1A is part of the 2017 Aspen Ideas Festival. What's it all about?
NBA legend Kareem Abdul-Jabbar on his 50-year relationship with his coach John Wooden, how he shaped his life and career. A conversation about friendship and personal tragedy, the importance of mentoring young athletes, and confronting racism in sports.
- Kareem Abdul-Jabbar Basketball Hall of Famer; author, "Coach Wooden And Me"
On playing for Coach John Wooden at UCLA:
I always wanted to be a professional basketball player and I was told I probably was too skinny to make it. Y’know, I had to be a big, bruising guy like Will Chamberlain. And Coach Wooden’s first NCAA champion team had nobody on the team taller than 6’6”, and they won with speed and agility and defensive pressure and I thought that was a good way to play the game. And given my gifts, I thought that I should be playing for John Wooden.

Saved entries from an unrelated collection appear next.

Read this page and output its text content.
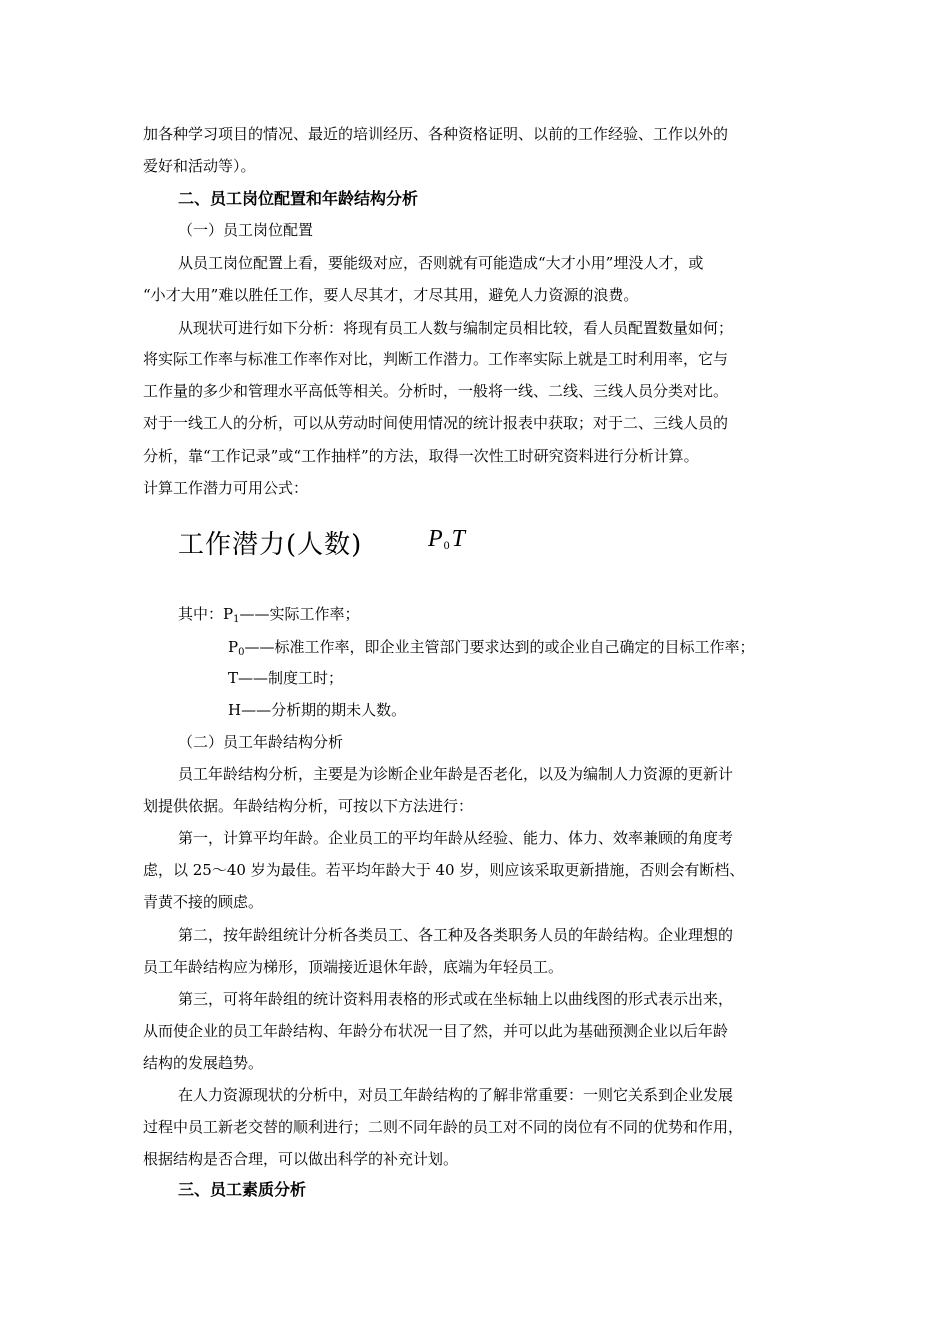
加各种学习项目的情况、最近的培训经历、各种资格证明、以前的工作经验、工作以外的
爱好和活动等）。
二、员工岗位配置和年龄结构分析
（一）员工岗位配置
从员工岗位配置上看，要能级对应，否则就有可能造成“大才小用”埋没人才，或
“小才大用”难以胜任工作，要人尽其才，才尽其用，避免人力资源的浪费。
从现状可进行如下分析：将现有员工人数与编制定员相比较，看人员配置数量如何；
将实际工作率与标准工作率作对比，判断工作潜力。工作率实际上就是工时利用率，它与
工作量的多少和管理水平高低等相关。分析时，一般将一线、二线、三线人员分类对比。
对于一线工人的分析，可以从劳动时间使用情况的统计报表中获取；对于二、三线人员的
分析，靠“工作记录”或“工作抽样”的方法，取得一次性工时研究资料进行分析计算。
计算工作潜力可用公式：
工作潜力(人数)	$P_0T$
其中：$P_1——$实际工作率；
$P_0——$标准工作率，即企业主管部门要求达到的或企业自己确定的目标工作率；
T——制度工时；
H——分析期的期未人数。
（二）员工年龄结构分析
员工年龄结构分析，主要是为诊断企业年龄是否老化，以及为编制人力资源的更新计
划提供依据。年龄结构分析，可按以下方法进行：
第一，计算平均年龄。企业员工的平均年龄从经验、能力、体力、效率兼顾的角度考
虑，以 25～40 岁为最佳。若平均年龄大于 40 岁，则应该采取更新措施，否则会有断档、
青黄不接的顾虑。
第二，按年龄组统计分析各类员工、各工种及各类职务人员的年龄结构。企业理想的
员工年龄结构应为梯形，顶端接近退休年龄，底端为年轻员工。
第三，可将年龄组的统计资料用表格的形式或在坐标轴上以曲线图的形式表示出来，
从而使企业的员工年龄结构、年龄分布状况一目了然，并可以此为基础预测企业以后年龄
结构的发展趋势。
在人力资源现状的分析中，对员工年龄结构的了解非常重要：一则它关系到企业发展
过程中员工新老交替的顺利进行；二则不同年龄的员工对不同的岗位有不同的优势和作用，
根据结构是否合理，可以做出科学的补充计划。
三、员工素质分析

I got closer to Coach Wooden as I went through the last two years of my college career and the pressure on us increased. Y’know, when Coach Wooden first won the NCAA tournament in 1964 and 1965, UCLA was an underdog. They weren’t expected to win anything. It was pretty special how that all came together. After I got on the team and we won that first time, people expected us to win and it really took a lot of the sense of discovery and excitement out of our competition. No longer was there any question – we were supposed to win and we weren’t really playing to win, we were playing not to lose. That really took a lot of fun out of it for Coach Wooden. All of a sudden it became a lot more challenging to deal with all these other issues that were really outside of his initial success.
On Coach Wooden and race:
John Wooden absolutely got it. Unbeknownst to most people, Wooden was directly involved in the very start of the Civil Rights Movement. When he was coaching in Indiana, his team did pretty good and he was invited to NAIA tournament – National Association of Intercollegiate Athletics. And that was the main tournament back there in the 1940s. So guys from the tournament called him and Coach Wooden says, ‘Yeah, we’re very excited about going, you guys run a great tournament’ and the people who ran the tournament said, ‘Yeah, we want you to come – but you have to understand, you can’t bring any black ball players. We segregate our tournament.’ And Coach Wooden said, ‘Our team has been playing together all season – I’m not going to break them up now. We’re not coming.’ […] The following year his team did even better. He got the same call from the NAIA tournament and they had the same conversation – they told him again that he wouldn’t be able to bring a black ball player. And coach was prepared to tell them, no, he wasn’t going to do that. He wasn’t gonna break up his team just to satisfy their desire to have a segregated tournament. So they finally capitulated and let him bring that player and Coach Wooden had to find accommodations for him because the hotel the tournament put them in was segregated. But Coach Wooden kept the team together.
On Coach Wooden’s wife, Nell:
Nell was very much John Wooden’s left leg. He had two legs, but he only owned one of them. Nell was really a major force in his life and she came to every game. They would hold medals together – one hand on each side. Coach Wooden would look at her before every game, roll up his program and communicate with her with a glance, then move forward and play the game. She was very much a part of who he was. You know what they say, behind every great man is a lovely lady? She was that lady in his life.
On developing his signature “Skyhook:”
I started working on the hook shot when I was in 5th grade. And between 5th grade and 6th grade I worked on that shot and by the time I got into high school, I could make that shot. Coach Wooden had nothing to do with me learning that shot but he did show me how to use it effectively once he realized I could shoot it as well as I did.